Live long and prosper – move out of NW6

Maps have always been a powerful way of highlighting London’s social inequalities (Charles Booth‘s and John Snow‘s are the most iconic examples of this) and they continue to show how the richest and poorest Londoners often live side by side.

(SpatialAnalysis.co.uk)

The latest map from UCL’s Spatial Analysis team overlays two sets of data – life expectancy and child poverty. The team wanted to see whether the adage held true that a year in life expectancy is lost for every station eastbound on the Jubilee Line between Westminster and Canning Town.

You can read the full article for the methodology, or click the map for the full view of London, but lets look briefly at the findings locally.

People living within 200 metres of both TfL’s West Hampstead stations have a life expectancy of 81. This is pretty much bang on the national average (which is 78 for men and 82 for women) but lower than our neighbours to the south on the Jubilee Line, to the west on the overground and Bakerloo, and on a par with that in Kilburn.

It’s not especially surprising that wealthy St John’s Wood (83) or Maida Vale (86) have higher life expectancies. In fact the borough of Westminster has the second highest life expectancy in the country, but perhaps marginally surprising that West Hampstead fares as well (or as badly) as Kilburn Park or Kilburn High Road. If we look at the Guardian’s deprivation map from April this year, we can see that the West Hampstead stations are marginally better off than Kilburn’s stations, and the child poverty data above tallies with that. So, why the discrepancy?

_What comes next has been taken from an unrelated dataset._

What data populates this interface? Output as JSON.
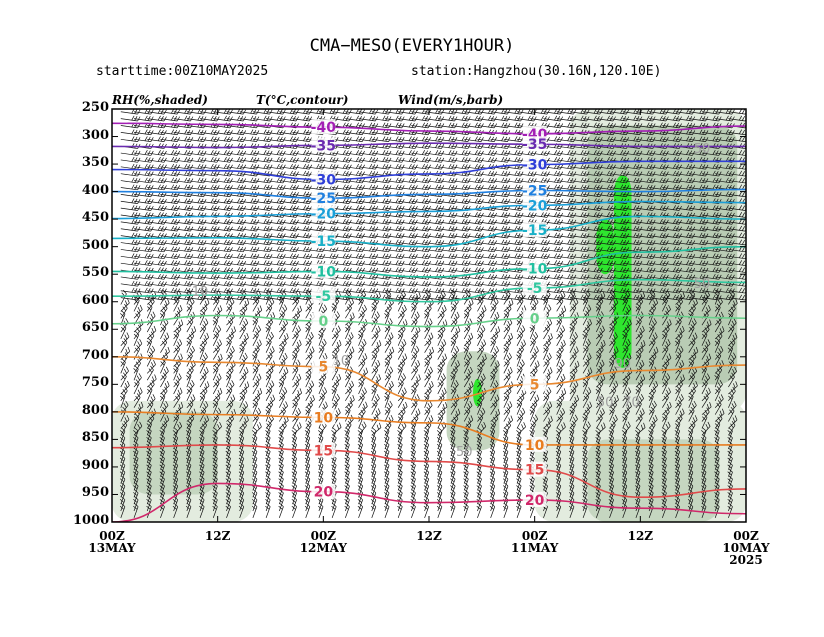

Frankly, that’s not the right question to be asking. This sort of mapped analysis is not intended to be a perfect reflection of the reality on the ground. Mapping is all about scale, and this London life expectancy map is best seen as a way to see general changes along tube lines, where the trends are very clear. There is, for example, an astonishing 21-year difference between the shortest (75.3) and longest (96.4) life expectancies. However, when you see that the longest life expectancy is for Oxford Circus and think how many people live within 200 metres of that tube station, you begin to see the challenge of trying to derive meaningful insights from individual data points. This doesn’t detract from the fact that there are large discrepancies, most notably from west to east – this is even more visible when you look at the child poverty data.

You may think this is old news, but as a way to bring to life the concept not just of deprivation but of disparity, maps are surprisingly powerful. Take a look at the routes you regularly use to get around London, and next time you whoosh through the city (or, more pertinently, go to the Olympic Park) on a tube train, have a think about the areas you’re passing through out of sight. Maybe also have a think about whether a child born in east London deserves a lower life expectancy just because of where their parents live.